Proses Penyidikan yang Telah Rampung
Sebelumnya, Pusat Polisi Militer TNI telah melimpahkan berkas perkara ke Oditurat Militer II-07 Jakarta pada tanggal 7 April 2026. Kepala Pusat Penerangan TNI, Aulia Dwi Nasrullah, menyampaikan bahwa seluruh proses penyidikan telah selesai dan memasuki tahap lanjutan. "Penyidik Pusat Polisi Militer TNI telah menyelesaikan seluruh rangkaian proses penyidikan sesuai ketentuan. Selanjutnya berkas perkara, para tersangka, dan barang bukti telah dilimpahkan ke Otmil II-07 Jakarta," jelasnya.
Ia menambahkan bahwa pihak oditurat akan memeriksa kelengkapan berkas secara formil dan materiil sebelum dilimpahkan ke Pengadilan Militer II-08 Jakarta untuk disidangkan. Dalam perkara ini, terdapat empat tersangka berinisial NDP, SL, BHW, dan ES yang telah diserahkan beserta barang bukti. Aulia menegaskan, pelimpahan perkara ini merupakan bentuk komitmen TNI dalam menegakkan hukum secara profesional dan akuntabel. "Ini wujud ketegasan TNI dalam menindak setiap tindak pidana oleh oknum prajurit, sekaligus menjaga kepercayaan publik," pungkasnya.
Dukungan dari Pihak Eksternal
Sementara itu, Sekretaris Jenderal Serikat Sarjana Muslim Indonesia, Hendra Paletteri, menilai langkah TNI dalam menangani kasus ini menunjukkan profesionalisme dan keterbukaan dalam proses hukum. Menurut Hendra, TNI dinilai mampu menuntaskan rangkaian penyelidikan dan penyidikan dalam waktu kurang dari satu bulan hingga pelimpahan berkas perkara ke Oditurat Militer. "Ini bentuk keterbukaan dan keprofesionalan TNI. Prosesnya cepat, terukur, dan tetap berada di jalur hukum yang benar," ujar Hendra dalam keterangannya pada Minggu, 12 April 2026.

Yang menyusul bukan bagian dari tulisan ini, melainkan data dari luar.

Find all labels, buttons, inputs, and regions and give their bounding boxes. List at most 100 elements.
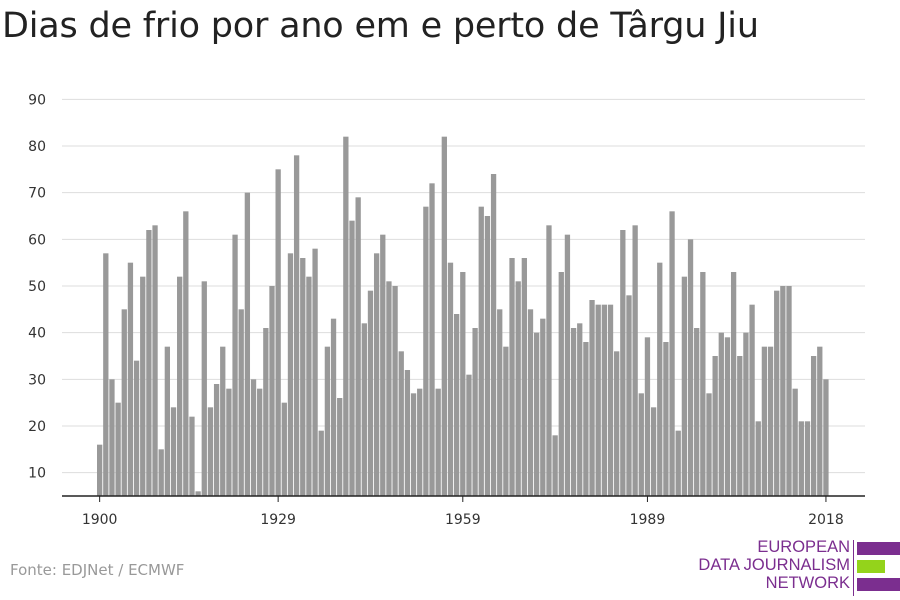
bar [743, 332, 749, 496]
bar [287, 253, 294, 496]
bar [675, 430, 681, 496]
bar [152, 225, 158, 496]
bar [546, 225, 552, 496]
bars [97, 136, 829, 497]
y-tick-label: 80 [28, 139, 46, 155]
y-tick-label: 10 [28, 466, 46, 482]
bar [798, 421, 804, 496]
bar [281, 402, 287, 496]
bar [380, 234, 386, 497]
bar [657, 262, 663, 496]
bar [140, 276, 146, 496]
bar [343, 136, 349, 497]
bar [269, 286, 275, 496]
bar [632, 225, 638, 496]
bar [121, 309, 127, 496]
bar [275, 169, 281, 496]
bar [749, 304, 755, 496]
bar [164, 346, 170, 496]
y-tick-label: 20 [28, 419, 46, 435]
bar [503, 346, 509, 496]
bar [497, 309, 503, 496]
bar [293, 155, 300, 496]
bar [540, 318, 546, 496]
bar [583, 342, 589, 496]
bar [189, 416, 195, 496]
bar [158, 449, 164, 496]
bar [595, 304, 601, 496]
bar [386, 281, 392, 496]
bar [429, 183, 435, 496]
y-tick-label: 40 [28, 326, 46, 342]
bar [398, 351, 404, 496]
bar [257, 388, 263, 496]
logo-line-network: NETWORK [765, 574, 850, 592]
x-axis: 1900 1929 1959 1989 2018 [62, 495, 865, 528]
bar [804, 421, 811, 496]
bar [373, 253, 380, 496]
bar [614, 351, 620, 496]
bar [589, 300, 595, 496]
bar [170, 407, 177, 496]
bar [250, 379, 257, 496]
chart-title: Dias de frio por ano em e perto de Târgu… [2, 6, 759, 46]
bar [650, 407, 657, 496]
bar [109, 379, 115, 496]
bar [97, 444, 103, 496]
bar [460, 272, 466, 496]
bar [780, 286, 786, 496]
bar [201, 281, 207, 496]
bar [417, 388, 423, 496]
bar [638, 393, 644, 496]
bar [263, 328, 269, 496]
bar [232, 234, 238, 497]
bar [472, 328, 478, 496]
bar [706, 393, 712, 496]
bar [607, 304, 614, 496]
bar [687, 239, 694, 496]
bar [700, 272, 706, 496]
logo-line-european: EUROPEAN [757, 538, 850, 556]
bar [730, 272, 737, 496]
bar [601, 304, 608, 496]
logo-line-data-journalism: DATA JOURNALISM [698, 556, 850, 574]
logo-bar-purple-bottom [857, 578, 900, 591]
bar [183, 211, 189, 496]
bar [349, 220, 355, 497]
bar [337, 398, 343, 496]
bar [392, 286, 398, 496]
bar [761, 346, 768, 496]
bar [478, 206, 484, 497]
bar [423, 206, 429, 497]
bar [207, 407, 214, 496]
bar [146, 230, 152, 496]
bar [244, 192, 251, 497]
bar [620, 230, 626, 496]
bar [177, 276, 183, 496]
bar [577, 323, 583, 496]
bar [484, 216, 491, 496]
bar [324, 346, 331, 496]
bar [367, 290, 374, 496]
logo-bar-purple-top [857, 542, 900, 555]
bar [644, 337, 651, 496]
x-tick-label: 1989 [630, 512, 666, 528]
bar [626, 295, 632, 496]
bar [694, 328, 700, 496]
bar [220, 346, 226, 496]
bar [564, 234, 571, 497]
y-tick-label: 70 [28, 186, 46, 202]
x-tick-label: 1929 [260, 512, 296, 528]
bar [521, 258, 527, 496]
bar [669, 211, 675, 496]
bar [115, 402, 121, 496]
bar [238, 309, 244, 496]
bar [767, 346, 774, 496]
bar [361, 323, 367, 496]
x-tick-label: 1959 [445, 512, 481, 528]
bar [355, 197, 361, 496]
bar [724, 337, 731, 496]
y-axis-labels: 10 20 30 40 50 60 70 80 90 [28, 92, 46, 481]
bar [817, 346, 823, 496]
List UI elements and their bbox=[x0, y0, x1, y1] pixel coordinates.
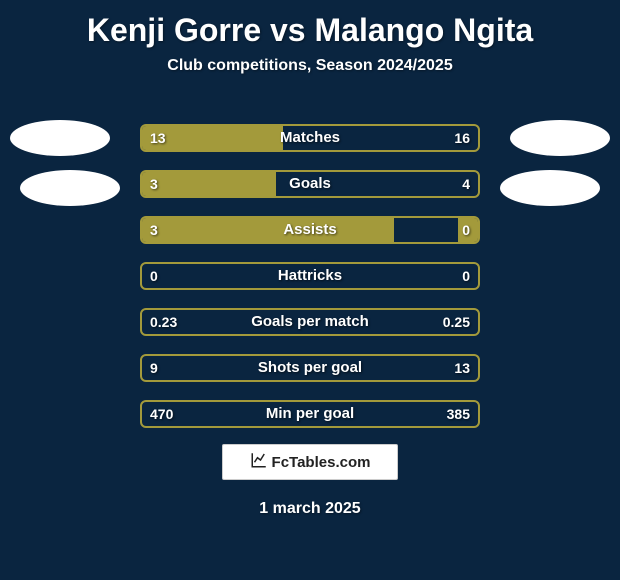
stat-row: 0.230.25Goals per match bbox=[140, 308, 480, 336]
stat-row: 913Shots per goal bbox=[140, 354, 480, 382]
date-label: 1 march 2025 bbox=[0, 500, 620, 518]
stat-label: Min per goal bbox=[142, 402, 478, 426]
stat-label: Goals per match bbox=[142, 310, 478, 334]
stat-label: Hattricks bbox=[142, 264, 478, 288]
stat-row: 1316Matches bbox=[140, 124, 480, 152]
stat-label: Goals bbox=[142, 172, 478, 196]
brand-badge: FcTables.com bbox=[222, 444, 398, 480]
stat-row: 30Assists bbox=[140, 216, 480, 244]
page-subtitle: Club competitions, Season 2024/2025 bbox=[0, 57, 620, 75]
stat-row: 34Goals bbox=[140, 170, 480, 198]
page-title: Kenji Gorre vs Malango Ngita bbox=[0, 0, 620, 49]
stat-label: Matches bbox=[142, 126, 478, 150]
player-right-photo-2 bbox=[500, 170, 600, 206]
stat-label: Shots per goal bbox=[142, 356, 478, 380]
player-right-photo-1 bbox=[510, 120, 610, 156]
stat-row: 00Hattricks bbox=[140, 262, 480, 290]
player-left-photo-1 bbox=[10, 120, 110, 156]
player-left-photo-2 bbox=[20, 170, 120, 206]
stat-row: 470385Min per goal bbox=[140, 400, 480, 428]
stat-label: Assists bbox=[142, 218, 478, 242]
brand-text: FcTables.com bbox=[272, 454, 371, 471]
comparison-rows: 1316Matches 34Goals 30Assists 00Hattricks 0.… bbox=[140, 124, 480, 446]
chart-icon bbox=[250, 451, 268, 474]
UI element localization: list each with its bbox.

Ia juga menyoroti adanya pihak-pihak yang dinilai berupaya memengaruhi opini publik terkait kasus tersebut, mulai dari kelompok LSM hingga figur publik di media sosial. Namun, ia menegaskan TNI tetap konsisten menjalankan proses hukum. "Meski banyak LSM, selebgram, hingga ahli-ahli dadakan yang terkesan mencoba mengaburkan dan mengintervensi arah penyelidikan, TNI tetap on the track menuntaskan kasus ini," katanya.
Ajakan untuk Masyarakat
Hendra mengajak masyarakat untuk mempercayakan proses hukum kepada TNI dan mengawal jalannya persidangan secara objektif. Ia juga mengingatkan agar publik tidak mudah terpengaruh narasi yang berpotensi ditunggangi kepentingan tertentu. "Kita percayakan pada TNI dan kawal prosesnya. Jangan terpengaruh pihak tertentu yang punya kepentingan asing. Kecepatan penanganan ini penting agar kasus tidak ditunggangi untuk tujuan tertentu di ruang publik, bahkan sampai memunculkan isu-isu seperti kekacauan atau impeachment," tegasnya.
Dengan demikian, proses hukum kasus Andrie Yunus terus berjalan dengan dukungan dari berbagai pihak, menegaskan komitmen TNI dalam penegakan hukum yang transparan dan sesuai dengan peraturan perundang-undangan yang berlaku.